Hey everyone, how are you doing?

Today I would like to share with you some tips and strategies on how you can successfully answer the annoying Select all that apply (SATA) NCLEX style questions. These types of questions are becoming more frequent on the exam.

You may be wondering, why would the BON try to kill us with these types of questions that seem impossible to answer way before we are working nurses. Well, I believe that the SATA style questions are purposely put on the NCLEX to ensure that we have the nursing content down. Think about it, these SATA questions want you to be selective and decide which answer choice is True or False.

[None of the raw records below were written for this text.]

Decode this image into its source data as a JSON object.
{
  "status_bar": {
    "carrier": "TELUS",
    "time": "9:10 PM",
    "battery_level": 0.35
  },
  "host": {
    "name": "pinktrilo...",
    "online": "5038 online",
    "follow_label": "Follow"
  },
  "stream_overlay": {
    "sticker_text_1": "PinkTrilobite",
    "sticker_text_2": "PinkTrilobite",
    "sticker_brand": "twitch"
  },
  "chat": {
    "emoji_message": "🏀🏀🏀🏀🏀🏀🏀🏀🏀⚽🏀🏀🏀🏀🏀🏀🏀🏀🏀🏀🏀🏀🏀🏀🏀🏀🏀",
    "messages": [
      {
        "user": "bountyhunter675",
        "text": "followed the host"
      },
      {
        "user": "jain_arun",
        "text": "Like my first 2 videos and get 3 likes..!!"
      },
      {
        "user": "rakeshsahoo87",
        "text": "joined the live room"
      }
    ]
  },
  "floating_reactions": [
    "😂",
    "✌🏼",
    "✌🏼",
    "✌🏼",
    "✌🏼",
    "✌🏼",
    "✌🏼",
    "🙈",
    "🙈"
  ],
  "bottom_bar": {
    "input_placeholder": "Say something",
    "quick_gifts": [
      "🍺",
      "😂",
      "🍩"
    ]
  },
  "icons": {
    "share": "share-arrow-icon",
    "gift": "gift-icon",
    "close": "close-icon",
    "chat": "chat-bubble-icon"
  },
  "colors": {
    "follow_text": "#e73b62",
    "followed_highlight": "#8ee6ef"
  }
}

Honestly, while preparing for my exam, I hated when I saw the SATA questions. I even believed in the rumor that if you saw lots of SATA questions on your NCLEX that meant that you were passing your exam. Wrong…as a repeat tester, I as say that its incorrect. SATA questions on NCLEX have different level of difficultly. So you really never know which way it goes. Therefore I suggest that you know your content!!!

In this video, I share with you all some tips and strategies that have helped me to finally conquer those annoying SATA questions.

I hope that you after you watch this video, you learn something new and utilize it to help you answer SATA questions correctly.

I would like to possibly do a session on periscope with some practice questions as well as a youtube video on how to break down SATA questions. So comment below if you are interested in me doing that for you. I will then leave you with a scheduled time and date. Thanks!

Please share some tips you have on how to answer Select all that apply questions below!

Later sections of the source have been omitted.